Si vous êtes plutôt assidus de nos sélections mensuelles, vous avez sûrement entrevu ici et là le nom d’Okis. Le natif de Lyon a distillé tout au long de l’exercice 2022 – 2023 deux EPs, et enfin un album, sorti aujourd’hui.

D’abord, retour en janvier 2022, date à laquelle Okis a publié son premier EP, intitulé Ok , composé de huit morceaux, dont les productions sont pour la plupart des faces B. Bien que le projet possède les qualités et les faiblesses de ces fameuses premières fois, force est de constater que d’entrée de jeu, le rappeur de la cité des Gones sait y faire. Même s’il vous faudra écouter à deux fois certaines rimes pour comprendre les références 100% autochtones, et avoir parfois une certaine connaissance du football (et plus particulièrement de notre très chère Ligue 1), Okis réussit en huit titres à dépeindre déjà un univers cohérent, fait de bières tièdes, de cendriers pleins et de questionnements pertinents.

« Je rappe pour moi, j’quémande pas d’oreille, j’demande pas d’pourboire. Des fois j’écris des gens, un tas d’poèmes, de l’eau, des joints, ou j’fais pas d’beaux rêves »

Il a d’ailleurs sorti un clip pour « Tour De Magie », qui aux côtés de « Beaux Rêves » et « Pelo 2 Ville », se hisse comme deux moments phares de l’EP.

Il y a un an (à quelques jours près), le Croix-Roussien sort son second EP, Rappeur de Lyon. Un titre qui confirme ce qu’on avait palpé à l’écoute du premier projet : Okis est lyonnais et fier de l’être, et son amour pour sa ville est une thématique centrale de son rap.

L’EP est plus court que le précédent et ne compte que quatre morceaux qui, en revanche, semblent beaucoup plus aboutis que ses prédécesseurs.
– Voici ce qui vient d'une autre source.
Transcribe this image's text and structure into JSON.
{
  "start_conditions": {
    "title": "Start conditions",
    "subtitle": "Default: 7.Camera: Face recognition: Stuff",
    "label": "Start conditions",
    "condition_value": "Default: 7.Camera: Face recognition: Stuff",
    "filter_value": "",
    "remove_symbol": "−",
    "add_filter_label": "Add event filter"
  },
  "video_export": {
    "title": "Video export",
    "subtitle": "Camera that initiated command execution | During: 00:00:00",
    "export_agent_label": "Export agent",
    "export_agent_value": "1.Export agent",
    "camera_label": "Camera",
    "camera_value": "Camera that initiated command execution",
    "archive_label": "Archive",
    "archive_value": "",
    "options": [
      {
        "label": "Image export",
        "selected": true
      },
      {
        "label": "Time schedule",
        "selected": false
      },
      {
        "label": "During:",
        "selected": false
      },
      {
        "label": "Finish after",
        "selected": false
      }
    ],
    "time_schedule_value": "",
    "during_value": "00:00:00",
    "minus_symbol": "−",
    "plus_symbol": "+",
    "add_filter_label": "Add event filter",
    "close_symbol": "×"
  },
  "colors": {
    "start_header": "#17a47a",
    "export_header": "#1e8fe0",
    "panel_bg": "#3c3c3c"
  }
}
Côté production, on reste sur des BPM assez lents, des samples de jazz, de soul qui puent la poussière des années 70, des instrumentales qu’on pourrait qualifier de boom-bap, même si le terme ne veut plus dire grand-chose depuis quelques années (le débat est similaire pour le lo-fi). Il y a tout de même des productions plus modernes, un peu plus « trap », qui laissent entrevoir d’autres possibilités pour Okis, d’autres placements et schémas de rimes. L’argot reste un élément principal dans le lexique du rappeur et on retrouve une nouvelle fois ici et là de jolis clins d’œil au ballon rond, des thématiques qui deviennent peu à peu inhérentes à l’univers qu’Okis nous fait découvrir. Si le premier avait un peu l’allure d’exercices et de recherches, ce second opus tend plus vers la démonstration technique, un peu à la manière d’un karatéka pratiquant ses katas. Et si je voulais rester moi aussi dans la thématique footballistique, si Ok était une journée de détection, Rappeur de Lyon serait quant à lui les premiers jours dans un centre de formation.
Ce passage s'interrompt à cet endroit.